Journal of
Infectious Diseases and Immunity

  • Abbreviation: J. Infect. Dis. Immun.
  • Language: English
  • ISSN: 2141-2375
  • DOI: 10.5897/JIDI
  • Start Year: 2009
  • Published Articles: 94

Full Length Research Paper

A cost effectiveness analysis of the H1N1 vaccine strategy for Ontario, Canada

A. Durbin1,4, A. N. Corallo1, T. G. Wibisono2, D. M. Aleman2,4, B. Schwartz3 and P. C. Coyte1,4*
1Dalla Lana School of Public Health, University of Toronto, Ontario, Canada. 2Mechanical and Industrial Engineering Department, University of Toronto, Ontario, Canada. 3Ontario Agency for Health Protection and Promotion, Ontario, Canada. 4Department of Health Policy, Management and Evaluation, University of Toronto, Ontario, Canada. 5Department of Family and Community Medicine, University of Toronto, Ontario, Canada.
Email: [email protected]

  •  Accepted: 01 February 2011
  •  Published: 31 March 2011


In Ontario, Canada, a mass vaccination strategy was developed and implemented to mitigate the effects of the 2009 pandemic influenza A (pH1N1).
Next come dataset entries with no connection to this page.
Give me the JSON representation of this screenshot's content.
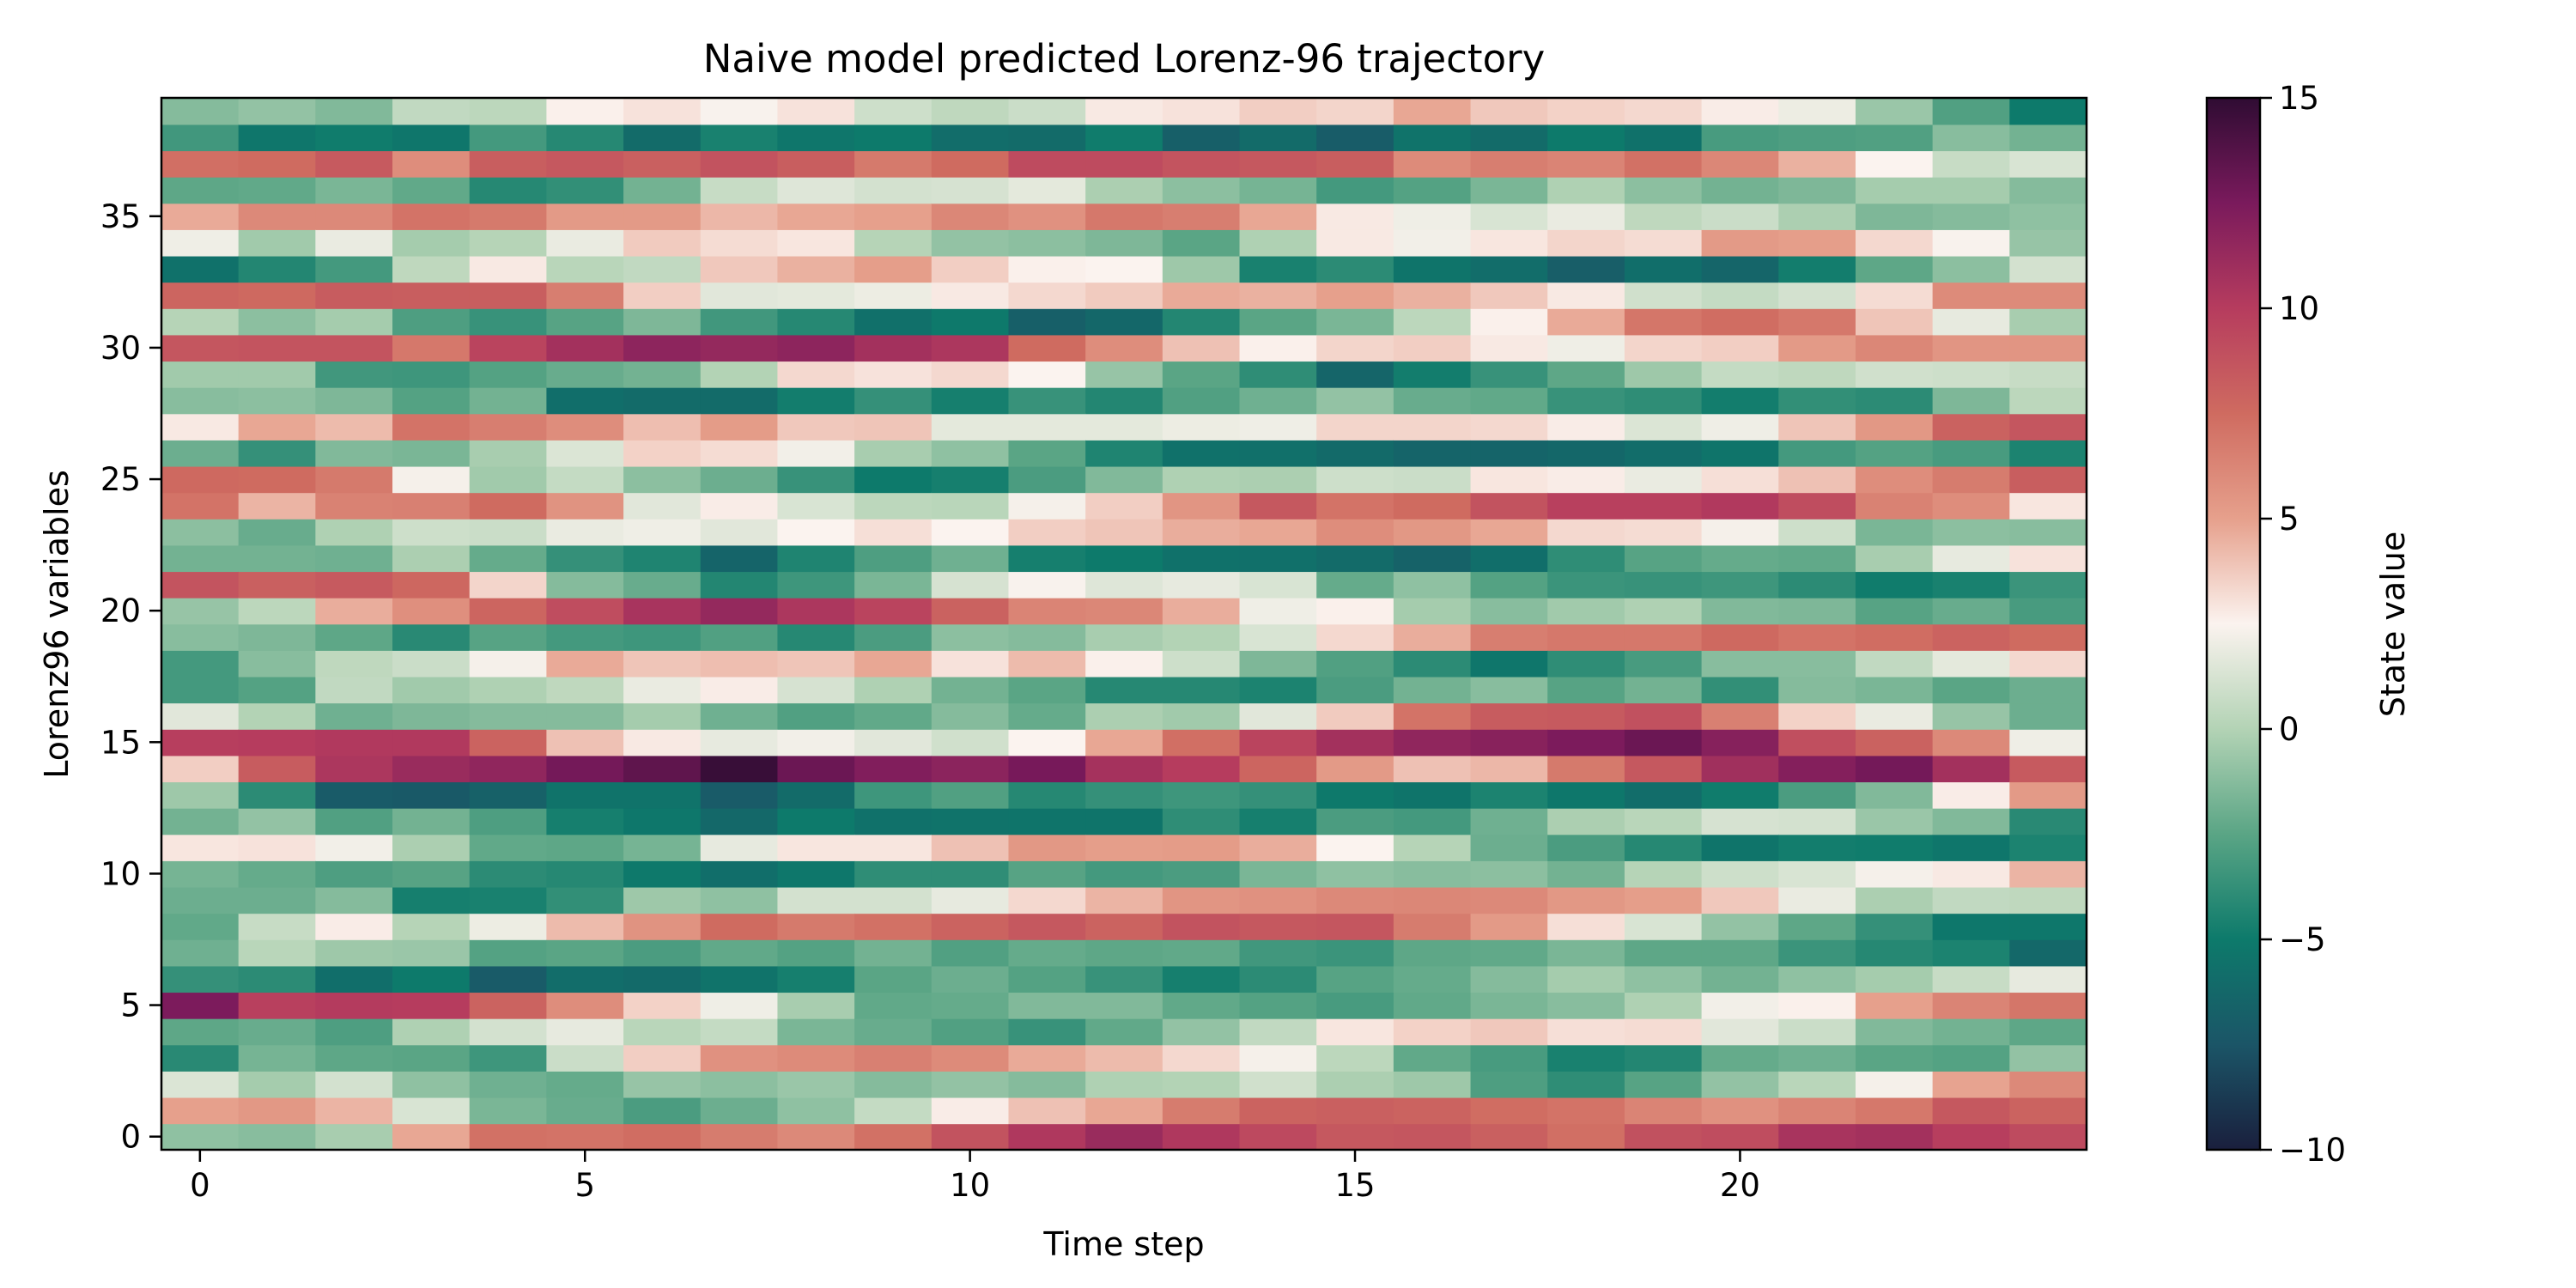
{
  "chart_data": {
    "type": "heatmap",
    "title": "Naive model predicted Lorenz-96 trajectory",
    "xlabel": "Time step",
    "ylabel": "Lorenz96 variables",
    "xlim": [
      -0.5,
      24.5
    ],
    "ylim": [
      -0.5,
      39.5
    ],
    "x_ticks": [
      0,
      5,
      10,
      15,
      20
    ],
    "y_ticks": [
      0,
      5,
      10,
      15,
      20,
      25,
      30,
      35
    ],
    "n_time_steps": 25,
    "n_variables": 40,
    "colorbar": {
      "label": "State value",
      "vmin": -10,
      "vmax": 15,
      "ticks": [
        -10,
        -5,
        0,
        5,
        10,
        15
      ],
      "tick_labels": [
        "−10",
        "−5",
        "0",
        "5",
        "10",
        "15"
      ],
      "colormap_stops": [
        {
          "value": -10,
          "color": "#1a1f3d"
        },
        {
          "value": -7.5,
          "color": "#1b5567"
        },
        {
          "value": -5,
          "color": "#0d7a6b"
        },
        {
          "value": -2.5,
          "color": "#5aa585"
        },
        {
          "value": 0,
          "color": "#b3d3b5"
        },
        {
          "value": 2.5,
          "color": "#fbf3ef"
        },
        {
          "value": 5,
          "color": "#e6a08c"
        },
        {
          "value": 7.5,
          "color": "#cf6b60"
        },
        {
          "value": 10,
          "color": "#b63c5e"
        },
        {
          "value": 12.5,
          "color": "#7a1a5c"
        },
        {
          "value": 15,
          "color": "#2f0c33"
        }
      ]
    },
    "z": [
      [
        -1.0,
        5.0,
        1.4,
        -4.1,
        -2.4,
        12.4,
        -3.7,
        -1.9,
        -2.3,
        -2.0,
        -1.7,
        2.9,
        -1.8,
        -0.6,
        3.6,
        9.9,
        1.6,
        -3.2,
        -3.2,
        -1.2,
        -0.8,
        8.7,
        -1.8,
        -1.1,
        7.1,
        7.6,
        -2.0,
        2.8,
        -1.2,
        -0.5,
        8.6,
        0.1,
        7.8,
        -5.6,
        2.1,
        4.7,
        -2.4,
        7.3,
        -3.3,
        -1.3
      ],
      [
        -1.2,
        5.4,
        -0.4,
        -1.7,
        -2.1,
        9.8,
        -4.0,
        0.2,
        0.7,
        -2.0,
        -2.2,
        3.0,
        -0.9,
        -4.0,
        8.3,
        10.0,
        0.0,
        -2.7,
        -1.2,
        -1.5,
        0.3,
        8.1,
        -1.8,
        -2.1,
        4.4,
        7.5,
        -3.7,
        4.8,
        -1.1,
        -0.5,
        8.7,
        -1.1,
        7.6,
        -4.3,
        -0.5,
        6.1,
        -2.3,
        7.5,
        -5.3,
        -0.9
      ],
      [
        -0.3,
        4.4,
        1.1,
        -2.4,
        -2.9,
        10.1,
        -5.8,
        -0.6,
        2.7,
        -1.3,
        -2.9,
        2.2,
        -2.8,
        -7.1,
        10.4,
        10.2,
        -1.9,
        0.5,
        0.4,
        -2.4,
        4.6,
        8.4,
        -1.9,
        -0.1,
        6.4,
        6.8,
        -1.4,
        4.2,
        -1.5,
        -3.3,
        8.7,
        -0.4,
        8.3,
        -3.2,
        1.9,
        6.1,
        -1.6,
        8.4,
        -4.9,
        -1.4
      ],
      [
        4.8,
        1.3,
        -1.0,
        -2.5,
        -0.1,
        10.0,
        -5.0,
        -0.7,
        0.1,
        -4.7,
        -2.6,
        -0.2,
        -1.8,
        -7.2,
        11.2,
        10.2,
        -1.5,
        -0.5,
        0.8,
        -4.1,
        5.8,
        7.7,
        -0.2,
        0.9,
        6.5,
        2.3,
        -1.6,
        7.1,
        -2.7,
        -3.4,
        6.9,
        -2.9,
        8.2,
        0.4,
        -0.4,
        7.1,
        -2.3,
        5.9,
        -5.3,
        0.5
      ],
      [
        7.2,
        -1.6,
        -1.9,
        -3.4,
        1.1,
        7.9,
        -7.1,
        -2.7,
        2.0,
        -4.6,
        -4.0,
        -2.3,
        -2.9,
        -6.7,
        11.6,
        7.9,
        -1.3,
        -0.1,
        2.3,
        -2.6,
        7.8,
        3.4,
        -2.2,
        0.8,
        7.5,
        -0.5,
        -0.3,
        6.6,
        -1.8,
        -2.7,
        9.6,
        -3.6,
        8.2,
        2.8,
        0.1,
        6.8,
        -4.2,
        8.2,
        -3.2,
        0.3
      ],
      [
        7.1,
        -2.1,
        -2.2,
        0.8,
        1.8,
        5.9,
        -5.9,
        -2.5,
        4.2,
        -3.8,
        -4.2,
        -2.4,
        -4.7,
        -5.5,
        12.7,
        4.0,
        -1.3,
        0.4,
        4.7,
        -3.2,
        9.1,
        -1.3,
        -3.7,
        1.9,
        5.6,
        0.6,
        1.4,
        5.9,
        -5.8,
        -2.1,
        10.8,
        -2.6,
        6.6,
        0.2,
        1.9,
        5.3,
        -3.8,
        8.5,
        -4.2,
        2.6
      ],
      [
        7.4,
        -3.0,
        -0.8,
        3.6,
        0.2,
        3.5,
        -6.1,
        -3.0,
        5.6,
        -0.6,
        -5.1,
        -1.7,
        -5.2,
        -5.5,
        13.4,
        2.8,
        -0.4,
        1.9,
        3.9,
        -3.4,
        10.6,
        -2.1,
        -4.4,
        2.1,
        1.6,
        -1.1,
        3.5,
        4.1,
        -6.0,
        -1.8,
        11.7,
        -1.5,
        3.6,
        0.5,
        3.7,
        5.3,
        -1.8,
        8.1,
        -6.0,
        3.0
      ],
      [
        6.7,
        -2.0,
        -1.1,
        5.7,
        0.6,
        2.1,
        -5.5,
        -2.3,
        7.5,
        -1.0,
        -5.8,
        1.8,
        -6.2,
        -7.1,
        14.7,
        1.8,
        -1.9,
        2.7,
        4.1,
        -2.8,
        11.4,
        -4.3,
        -6.5,
        1.6,
        2.7,
        -2.0,
        3.2,
        5.2,
        -6.0,
        0.0,
        11.4,
        -3.3,
        1.6,
        3.8,
        3.2,
        4.3,
        0.7,
        8.8,
        -4.6,
        2.4
      ],
      [
        6.1,
        -1.0,
        -0.7,
        6.0,
        -1.6,
        -0.3,
        -4.7,
        -2.7,
        6.8,
        1.1,
        -5.2,
        2.9,
        -5.0,
        -6.0,
        13.0,
        2.2,
        -2.8,
        1.2,
        3.9,
        -4.2,
        10.4,
        -3.4,
        -4.4,
        2.5,
        1.3,
        -3.6,
        2.2,
        3.8,
        -4.8,
        3.3,
        11.7,
        -4.2,
        1.7,
        4.5,
        2.9,
        4.8,
        1.5,
        8.2,
        -5.3,
        3.0
      ],
      [
        7.2,
        0.6,
        -1.3,
        6.5,
        -2.1,
        -2.3,
        -2.5,
        -1.8,
        7.2,
        1.1,
        -3.9,
        2.9,
        -5.6,
        -3.4,
        12.2,
        1.6,
        -2.3,
        -0.1,
        4.8,
        -3.0,
        9.6,
        -1.6,
        -2.9,
        3.1,
        0.3,
        -5.0,
        -0.3,
        3.9,
        -3.7,
        3.0,
        10.8,
        -5.7,
        2.0,
        5.1,
        0.1,
        5.0,
        1.1,
        6.8,
        -5.0,
        0.9
      ],
      [
        8.8,
        2.7,
        -0.9,
        6.0,
        -2.8,
        -2.2,
        -2.0,
        -2.8,
        7.9,
        1.8,
        -3.9,
        4.0,
        -5.5,
        -2.8,
        11.8,
        1.0,
        -1.3,
        -1.8,
        3.0,
        -1.1,
        8.0,
        1.2,
        -1.9,
        2.5,
        0.2,
        -4.7,
        -1.0,
        1.7,
        -4.7,
        3.3,
        10.4,
        -5.1,
        2.8,
        3.6,
        -0.9,
        6.2,
        1.2,
        7.5,
        -5.9,
        0.4
      ],
      [
        10.3,
        4.0,
        -1.3,
        4.7,
        -3.6,
        -1.4,
        -2.7,
        -2.2,
        8.5,
        3.3,
        -2.6,
        5.4,
        -5.4,
        -4.2,
        12.6,
        2.5,
        -2.2,
        -2.5,
        4.2,
        -1.3,
        6.3,
        2.4,
        -4.7,
        3.6,
        2.3,
        -3.0,
        -2.5,
        1.7,
        -3.6,
        2.5,
        7.5,
        -6.8,
        3.3,
        2.6,
        -1.1,
        5.7,
        1.7,
        9.2,
        -6.0,
        0.8
      ],
      [
        11.2,
        4.8,
        -0.1,
        4.2,
        -2.3,
        -1.4,
        -3.6,
        -2.4,
        7.9,
        4.4,
        -3.2,
        5.1,
        -5.4,
        -3.7,
        10.7,
        4.8,
        -0.2,
        -4.2,
        2.6,
        -0.3,
        6.2,
        1.5,
        -5.0,
        3.9,
        3.6,
        -1.4,
        -4.4,
        1.7,
        -4.3,
        -0.8,
        5.9,
        -6.3,
        3.7,
        2.5,
        -1.5,
        6.9,
        -0.2,
        9.2,
        -4.9,
        2.8
      ],
      [
        10.3,
        6.7,
        0.0,
        3.3,
        -0.9,
        -2.3,
        -4.7,
        -2.3,
        8.8,
        5.5,
        -3.0,
        5.2,
        -3.9,
        -3.4,
        10.0,
        7.3,
        -0.5,
        -4.2,
        0.9,
        0.0,
        4.6,
        1.8,
        -5.6,
        4.6,
        5.5,
        -0.1,
        -5.6,
        2.0,
        -2.8,
        -2.5,
        4.0,
        -4.3,
        4.7,
        -0.6,
        -2.5,
        6.6,
        -1.1,
        8.7,
        -6.8,
        3.0
      ],
      [
        9.3,
        7.9,
        1.0,
        2.3,
        0.5,
        -2.7,
        -4.0,
        -3.3,
        8.5,
        5.7,
        -1.6,
        4.6,
        -4.7,
        -3.7,
        7.8,
        9.6,
        1.6,
        -4.5,
        -1.5,
        1.3,
        2.1,
        1.3,
        -5.7,
        4.8,
        8.5,
        -0.2,
        -5.7,
        2.1,
        -1.9,
        -3.9,
        2.6,
        -2.5,
        4.5,
        -4.6,
        -0.1,
        4.8,
        -1.7,
        8.5,
        -6.0,
        3.6
      ],
      [
        8.5,
        8.1,
        -0.2,
        0.3,
        2.9,
        -3.1,
        -2.6,
        -3.5,
        8.6,
        6.1,
        -1.0,
        2.5,
        -3.0,
        -5.1,
        5.3,
        10.8,
        3.7,
        -3.0,
        -2.8,
        3.3,
        2.6,
        -2.2,
        -6.0,
        5.9,
        7.1,
        0.9,
        -6.1,
        3.4,
        -0.9,
        -6.4,
        3.4,
        -1.6,
        5.0,
        -4.0,
        2.8,
        2.8,
        -3.2,
        8.2,
        -7.0,
        3.4
      ],
      [
        8.6,
        7.9,
        -0.6,
        -2.3,
        3.5,
        -2.3,
        -2.2,
        -2.4,
        6.7,
        6.2,
        -1.2,
        0.1,
        -3.2,
        -5.4,
        4.0,
        11.6,
        7.1,
        -1.8,
        -4.0,
        4.6,
        -0.4,
        -1.0,
        -6.6,
        5.4,
        7.5,
        0.8,
        -6.5,
        3.4,
        -2.1,
        -4.8,
        3.6,
        0.3,
        4.5,
        -5.4,
        2.2,
        2.1,
        -2.7,
        6.0,
        -5.5,
        4.8
      ],
      [
        8.1,
        7.4,
        -2.9,
        -3.1,
        3.8,
        -1.6,
        -1.3,
        -2.3,
        5.3,
        6.1,
        -1.1,
        -2.0,
        -1.9,
        -4.5,
        4.3,
        11.9,
        8.3,
        -1.2,
        -5.3,
        6.6,
        -1.2,
        -2.7,
        -5.8,
        4.8,
        8.8,
        2.9,
        -6.5,
        3.3,
        -2.3,
        -3.6,
        2.8,
        2.6,
        3.8,
        -5.9,
        2.9,
        1.3,
        -1.6,
        6.6,
        -6.0,
        3.8
      ],
      [
        7.3,
        7.1,
        -3.9,
        -4.6,
        3.1,
        -1.2,
        -0.4,
        -1.6,
        3.1,
        5.4,
        -1.8,
        -3.0,
        -0.2,
        -5.2,
        6.8,
        12.4,
        8.4,
        -2.6,
        -3.9,
        6.9,
        -0.5,
        -3.5,
        -3.9,
        3.3,
        9.8,
        2.7,
        -6.3,
        2.7,
        -3.6,
        -2.4,
        2.1,
        4.7,
        2.8,
        -6.9,
        3.4,
        1.9,
        -0.1,
        6.3,
        -5.0,
        3.5
      ],
      [
        8.9,
        6.3,
        -2.6,
        -4.3,
        3.2,
        -0.1,
        -1.0,
        -2.4,
        1.3,
        5.1,
        0.1,
        -4.2,
        0.2,
        -5.9,
        8.5,
        13.0,
        8.9,
        -1.8,
        -3.1,
        6.9,
        -0.1,
        -3.6,
        -2.6,
        3.2,
        9.8,
        1.9,
        -5.9,
        1.4,
        -3.9,
        -0.6,
        3.4,
        7.0,
        1.0,
        -5.8,
        3.2,
        0.4,
        -1.1,
        7.2,
        -5.6,
        3.3
      ],
      [
        9.1,
        5.7,
        -0.9,
        -2.2,
        1.6,
        2.2,
        -1.8,
        -2.4,
        -0.9,
        3.8,
        0.9,
        -5.4,
        1.2,
        -4.9,
        10.9,
        12.0,
        6.5,
        -3.8,
        -1.2,
        7.6,
        -1.4,
        -3.4,
        -2.2,
        2.3,
        10.2,
        3.1,
        -5.4,
        2.1,
        -4.8,
        0.6,
        3.6,
        7.4,
        0.6,
        -6.4,
        5.3,
        0.8,
        -1.8,
        6.2,
        -3.1,
        2.7
      ],
      [
        10.6,
        6.3,
        0.2,
        -1.9,
        0.8,
        2.6,
        -1.0,
        -3.5,
        -2.4,
        1.9,
        1.3,
        -4.8,
        1.1,
        -3.0,
        12.1,
        9.0,
        3.5,
        -1.3,
        -1.2,
        7.1,
        -1.5,
        -4.0,
        -2.3,
        0.9,
        9.1,
        4.0,
        -3.2,
        3.9,
        -3.8,
        0.4,
        5.3,
        6.9,
        1.1,
        -4.8,
        5.1,
        -0.2,
        -1.5,
        4.5,
        -2.9,
        2.0
      ],
      [
        10.8,
        6.9,
        2.3,
        -2.5,
        -1.4,
        5.0,
        -0.4,
        -4.2,
        -3.7,
        -0.2,
        2.3,
        -4.9,
        -0.7,
        -1.4,
        12.7,
        8.0,
        1.9,
        -1.6,
        0.5,
        7.4,
        -2.6,
        -4.9,
        -0.3,
        -1.6,
        6.4,
        5.9,
        -2.7,
        5.4,
        -4.0,
        1.0,
        6.2,
        3.9,
        3.2,
        -2.4,
        3.3,
        -1.5,
        -0.4,
        2.5,
        -2.8,
        -0.7
      ],
      [
        9.9,
        8.5,
        4.9,
        -2.7,
        -1.8,
        6.3,
        0.7,
        -4.5,
        -5.2,
        0.5,
        2.8,
        -5.3,
        -1.4,
        2.7,
        10.8,
        6.1,
        -0.8,
        -2.5,
        1.7,
        7.9,
        -2.1,
        -4.6,
        1.8,
        -1.1,
        5.9,
        6.7,
        -3.1,
        8.0,
        -1.5,
        0.9,
        5.5,
        1.8,
        6.0,
        -1.1,
        2.4,
        -1.3,
        -0.4,
        0.7,
        -1.2,
        -2.8
      ],
      [
        9.2,
        7.9,
        6.1,
        -0.9,
        -2.4,
        7.0,
        1.8,
        -6.2,
        -5.2,
        0.4,
        4.4,
        -4.5,
        -4.1,
        5.3,
        8.4,
        2.1,
        -2.0,
        -2.0,
        3.3,
        7.5,
        -3.1,
        -3.5,
        3.0,
        -1.2,
        2.9,
        8.2,
        -4.5,
        8.6,
        0.3,
        0.7,
        5.5,
        -0.3,
        6.0,
        1.1,
        -0.8,
        -1.0,
        -1.3,
        1.3,
        -1.8,
        -5.0
      ]
    ]
  }
}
This study investigated its cost-effectiveness, mirroring actual events in Ontario, compared to no vaccine strategy. From a societal perspective, 1,780,491 cases and 154 deaths were averted through vaccine administration; the incremental cost effectiveness ratio predicted that the vaccination program saved $117 per case avoided, or $1.35 million per death averted, for total savings of $208.3 million. From a government perspective (Ontario Ministry of Health and Long Term Care) this strategy required an expenditure of $28 per case averted and $0.33 million per death averted, for a total cost of $252.4 million.


Key words: Cost effectiveness, H1N1, Ontario, pandemic influenza, vaccine.